From Mercenaries to a Real Air Force
Wagner pulled out of Mali in 2023 after the death of its founder, Yevgeny Prigozhin. Most of the personnel didn’t leave — they simply changed badges. The renamed “Africa Corps” reports to Russia’s Ministry of Defence, and Moscow has been quietly upgrading the firepower it sends south.
Until recently, that meant rifles, drones, and the occasional Mi-8 helicopter. What’s now parked at Bamako is something else entirely. The Su-25 Frogfoot is a single-seat, twin-engine attack jet built for low-level battlefield air support — the kind of aircraft you use to break up rebel columns and flatten compounds. Mi-24 Hind gunships, the world’s most-produced attack helicopter, give the same job a slower, longer-loiter option.

Why Mali, Why Now?
Mali matters because it sits at the centre of the Sahel — a belt of weak states stretching from the Atlantic to the Red Sea where French and American forces have been pushed out, and where insurgent groups linked to Al-Qaeda and Islamic State control growing slabs of territory. The Malian junta sees Russia as the cheapest, least-judgemental security partner available. Russia sees Mali as a runway into Africa.
Burkina Faso and Niger have made similar deals. The aviation grouping at Bamako gives Moscow the mobility to support all three from a single hub.
What Comes Next
French defence officials are already warning that the air bridge running into Bamako is now permanent infrastructure, not a temporary deployment.
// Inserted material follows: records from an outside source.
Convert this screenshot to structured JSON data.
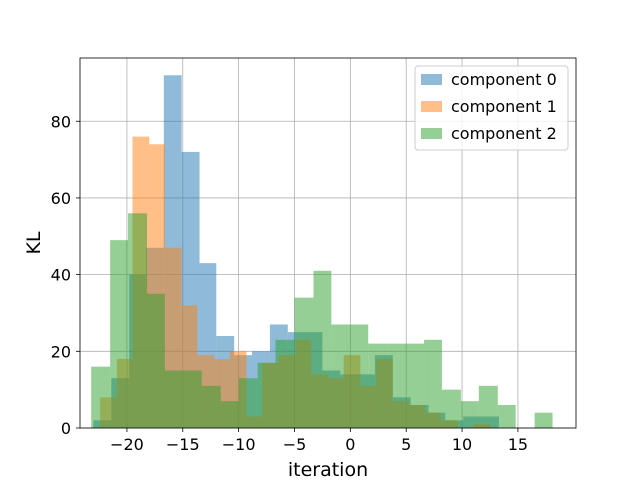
{
  "chart_data": {
    "type": "bar",
    "xlabel": "iteration",
    "ylabel": "KL",
    "xlim": [
      -24.2,
      20.2
    ],
    "ylim": [
      0,
      96.5
    ],
    "xticks": [
      -20,
      -15,
      -10,
      -5,
      0,
      5,
      10,
      15
    ],
    "yticks": [
      0,
      20,
      40,
      60,
      80
    ],
    "grid": true,
    "legend_position": "top-right",
    "series": [
      {
        "name": "component 0",
        "color": "#1f77b4",
        "alpha": 0.5,
        "bins": [
          [
            -23.0,
            -21.4,
            2
          ],
          [
            -21.4,
            -19.8,
            13
          ],
          [
            -19.8,
            -18.3,
            40
          ],
          [
            -18.3,
            -16.7,
            47
          ],
          [
            -16.7,
            -15.1,
            92
          ],
          [
            -15.1,
            -13.5,
            72
          ],
          [
            -13.5,
            -12.0,
            43
          ],
          [
            -12.0,
            -10.4,
            24
          ],
          [
            -10.4,
            -8.8,
            19
          ],
          [
            -8.8,
            -7.2,
            20
          ],
          [
            -7.2,
            -5.6,
            27
          ],
          [
            -5.6,
            -4.1,
            25
          ],
          [
            -4.1,
            -2.5,
            25
          ],
          [
            -2.5,
            -0.9,
            15
          ],
          [
            -0.9,
            0.7,
            14
          ],
          [
            0.7,
            2.2,
            14
          ],
          [
            2.2,
            3.8,
            19
          ],
          [
            3.8,
            5.4,
            8
          ],
          [
            5.4,
            7.0,
            6
          ],
          [
            7.0,
            8.5,
            4
          ],
          [
            8.5,
            10.1,
            2
          ],
          [
            10.1,
            11.7,
            3
          ],
          [
            11.7,
            13.3,
            3
          ],
          [
            13.3,
            14.9,
            0
          ]
        ]
      },
      {
        "name": "component 1",
        "color": "#ff7f0e",
        "alpha": 0.5,
        "bins": [
          [
            -22.4,
            -20.9,
            8
          ],
          [
            -20.9,
            -19.5,
            18
          ],
          [
            -19.5,
            -18.0,
            76
          ],
          [
            -18.0,
            -16.6,
            74
          ],
          [
            -16.6,
            -15.1,
            47
          ],
          [
            -15.1,
            -13.7,
            32
          ],
          [
            -13.7,
            -12.2,
            19
          ],
          [
            -12.2,
            -10.8,
            18
          ],
          [
            -10.8,
            -9.3,
            20
          ],
          [
            -9.3,
            -7.9,
            3
          ],
          [
            -7.9,
            -6.4,
            17
          ],
          [
            -6.4,
            -4.9,
            19
          ],
          [
            -4.9,
            -3.5,
            23
          ],
          [
            -3.5,
            -2.0,
            14
          ],
          [
            -2.0,
            -0.6,
            13
          ],
          [
            -0.6,
            0.9,
            19
          ],
          [
            0.9,
            2.3,
            11
          ],
          [
            2.3,
            3.8,
            18
          ],
          [
            3.8,
            5.2,
            7
          ],
          [
            5.2,
            6.7,
            6
          ],
          [
            6.7,
            8.1,
            4
          ],
          [
            8.1,
            9.6,
            2
          ],
          [
            9.6,
            11.0,
            0
          ],
          [
            11.0,
            12.5,
            1
          ]
        ]
      },
      {
        "name": "component 2",
        "color": "#2ca02c",
        "alpha": 0.5,
        "bins": [
          [
            -23.2,
            -21.5,
            16
          ],
          [
            -21.5,
            -19.9,
            49
          ],
          [
            -19.9,
            -18.2,
            56
          ],
          [
            -18.2,
            -16.6,
            35
          ],
          [
            -16.6,
            -14.9,
            15
          ],
          [
            -14.9,
            -13.3,
            15
          ],
          [
            -13.3,
            -11.6,
            11
          ],
          [
            -11.6,
            -10.0,
            7
          ],
          [
            -10.0,
            -8.3,
            13
          ],
          [
            -8.3,
            -6.7,
            17
          ],
          [
            -6.7,
            -5.0,
            23
          ],
          [
            -5.0,
            -3.3,
            34
          ],
          [
            -3.3,
            -1.7,
            41
          ],
          [
            -1.7,
            0.0,
            27
          ],
          [
            0.0,
            1.6,
            27
          ],
          [
            1.6,
            3.3,
            22
          ],
          [
            3.3,
            4.9,
            22
          ],
          [
            4.9,
            6.6,
            22
          ],
          [
            6.6,
            8.2,
            23
          ],
          [
            8.2,
            9.9,
            10
          ],
          [
            9.9,
            11.5,
            7
          ],
          [
            11.5,
            13.2,
            11
          ],
          [
            13.2,
            14.8,
            6
          ],
          [
            14.8,
            16.5,
            0
          ],
          [
            16.5,
            18.1,
            4
          ]
        ]
      }
    ]
  }
}
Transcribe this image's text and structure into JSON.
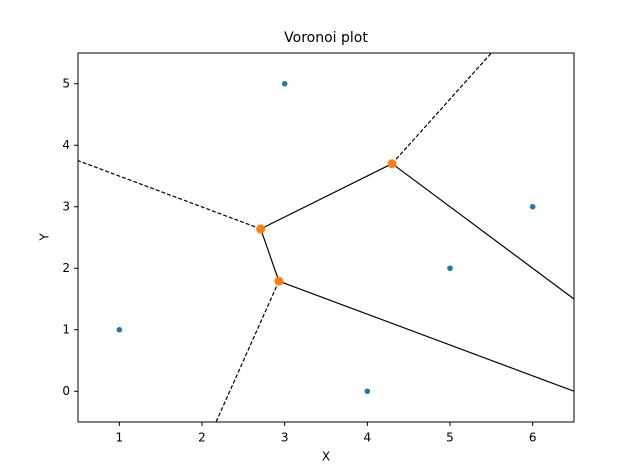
{
  "chart_data": {
    "type": "voronoi",
    "title": "Voronoi plot",
    "x_label": "X",
    "y_label": "Y",
    "points": {
      "x": [
        1,
        3,
        4,
        5,
        6
      ],
      "y": [
        1,
        5,
        0,
        2,
        3
      ],
      "color": "#1f77b4"
    },
    "vertices": {
      "x": [
        2.71,
        2.93,
        4.3
      ],
      "y": [
        2.64,
        1.79,
        3.7
      ],
      "color": "#ff7f0e"
    },
    "edges": [
      {
        "x": [
          2.71,
          4.3
        ],
        "y": [
          2.64,
          3.7
        ],
        "style": "solid"
      },
      {
        "x": [
          2.71,
          2.93
        ],
        "y": [
          2.64,
          1.79
        ],
        "style": "solid"
      },
      {
        "x": [
          2.93,
          6.5
        ],
        "y": [
          1.79,
          0
        ],
        "style": "solid"
      },
      {
        "x": [
          4.3,
          6.5
        ],
        "y": [
          3.7,
          1.5
        ],
        "style": "solid"
      },
      {
        "x": [
          2.71,
          0.5
        ],
        "y": [
          2.64,
          3.75
        ],
        "style": "dashed"
      },
      {
        "x": [
          2.93,
          2.17
        ],
        "y": [
          1.79,
          -0.5
        ],
        "style": "dashed"
      },
      {
        "x": [
          4.3,
          5.5
        ],
        "y": [
          3.7,
          5.5
        ],
        "style": "dashed"
      }
    ],
    "xlim": [
      0.5,
      6.5
    ],
    "ylim": [
      -0.5,
      5.5
    ],
    "xticks": [
      1,
      2,
      3,
      4,
      5,
      6
    ],
    "yticks": [
      0,
      1,
      2,
      3,
      4,
      5
    ]
  }
}
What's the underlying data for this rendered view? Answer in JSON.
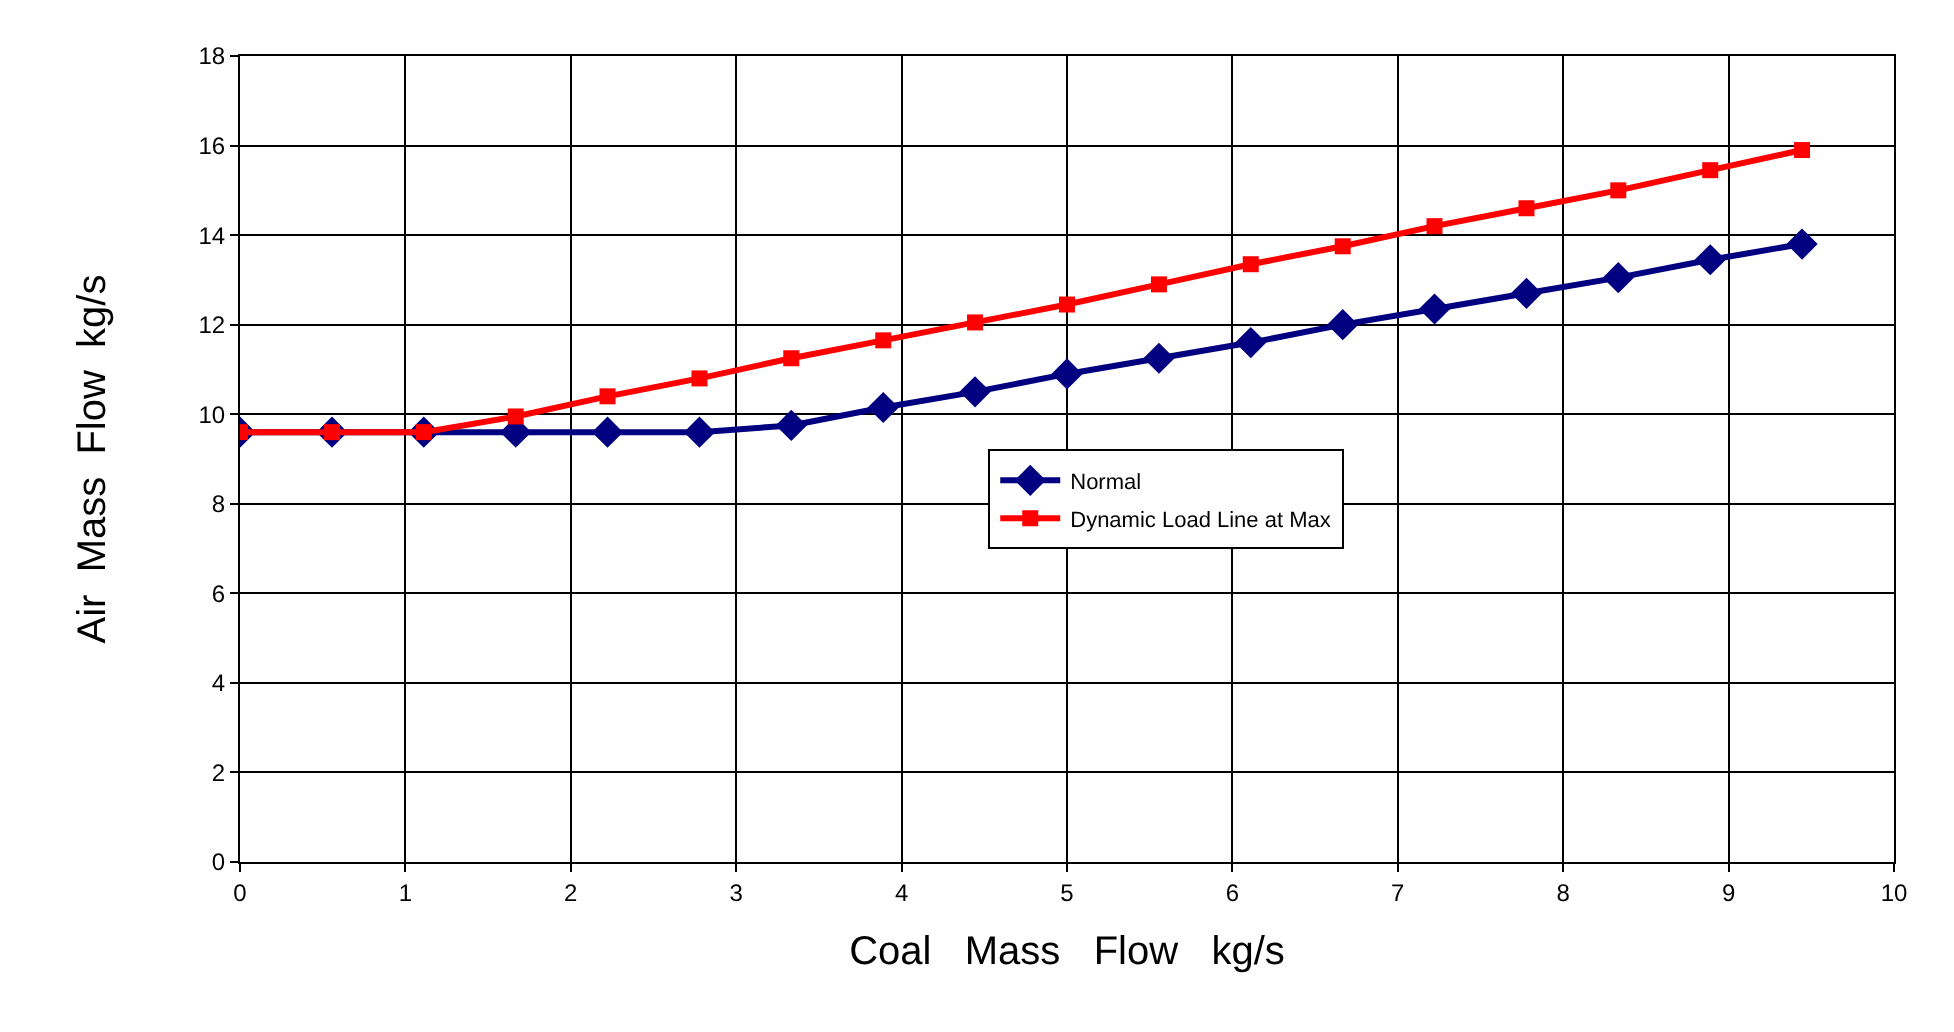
{
  "chart_data": {
    "type": "line",
    "xlabel": "Coal   Mass   Flow   kg/s",
    "ylabel": "Air  Mass  Flow  kg/s",
    "x": [
      0,
      0.556,
      1.111,
      1.667,
      2.222,
      2.778,
      3.333,
      3.889,
      4.444,
      5,
      5.556,
      6.111,
      6.667,
      7.222,
      7.778,
      8.333,
      8.889,
      9.444
    ],
    "series": [
      {
        "name": "Normal",
        "color": "#000080",
        "marker": "diamond",
        "values": [
          9.6,
          9.6,
          9.6,
          9.6,
          9.6,
          9.6,
          9.75,
          10.15,
          10.5,
          10.9,
          11.25,
          11.6,
          12.0,
          12.35,
          12.7,
          13.05,
          13.45,
          13.8
        ]
      },
      {
        "name": "Dynamic Load Line at Max",
        "color": "#ff0000",
        "marker": "square",
        "values": [
          9.6,
          9.6,
          9.6,
          9.95,
          10.4,
          10.8,
          11.25,
          11.65,
          12.05,
          12.45,
          12.9,
          13.35,
          13.75,
          14.2,
          14.6,
          15.0,
          15.45,
          15.9
        ]
      }
    ],
    "xlim": [
      0,
      10
    ],
    "xticks": [
      0,
      1,
      2,
      3,
      4,
      5,
      6,
      7,
      8,
      9,
      10
    ],
    "ylim": [
      0,
      18
    ],
    "yticks": [
      0,
      2,
      4,
      6,
      8,
      10,
      12,
      14,
      16,
      18
    ],
    "grid": true,
    "legend": "center",
    "line_style": "solid"
  }
}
NATO planners are watching for two things: whether the Russian aircraft start flying actual combat sorties (rather than training and “show-of-force” missions), and whether the deployment expands eastward to the Central African Republic, where Russia already has a sizeable contractor presence.
For Africa, it means the great-power competition that defined the Cold War is back — only this time, there’s no Soviet Union, just a Russian air force operating two thousand kilometres from its nearest formal base.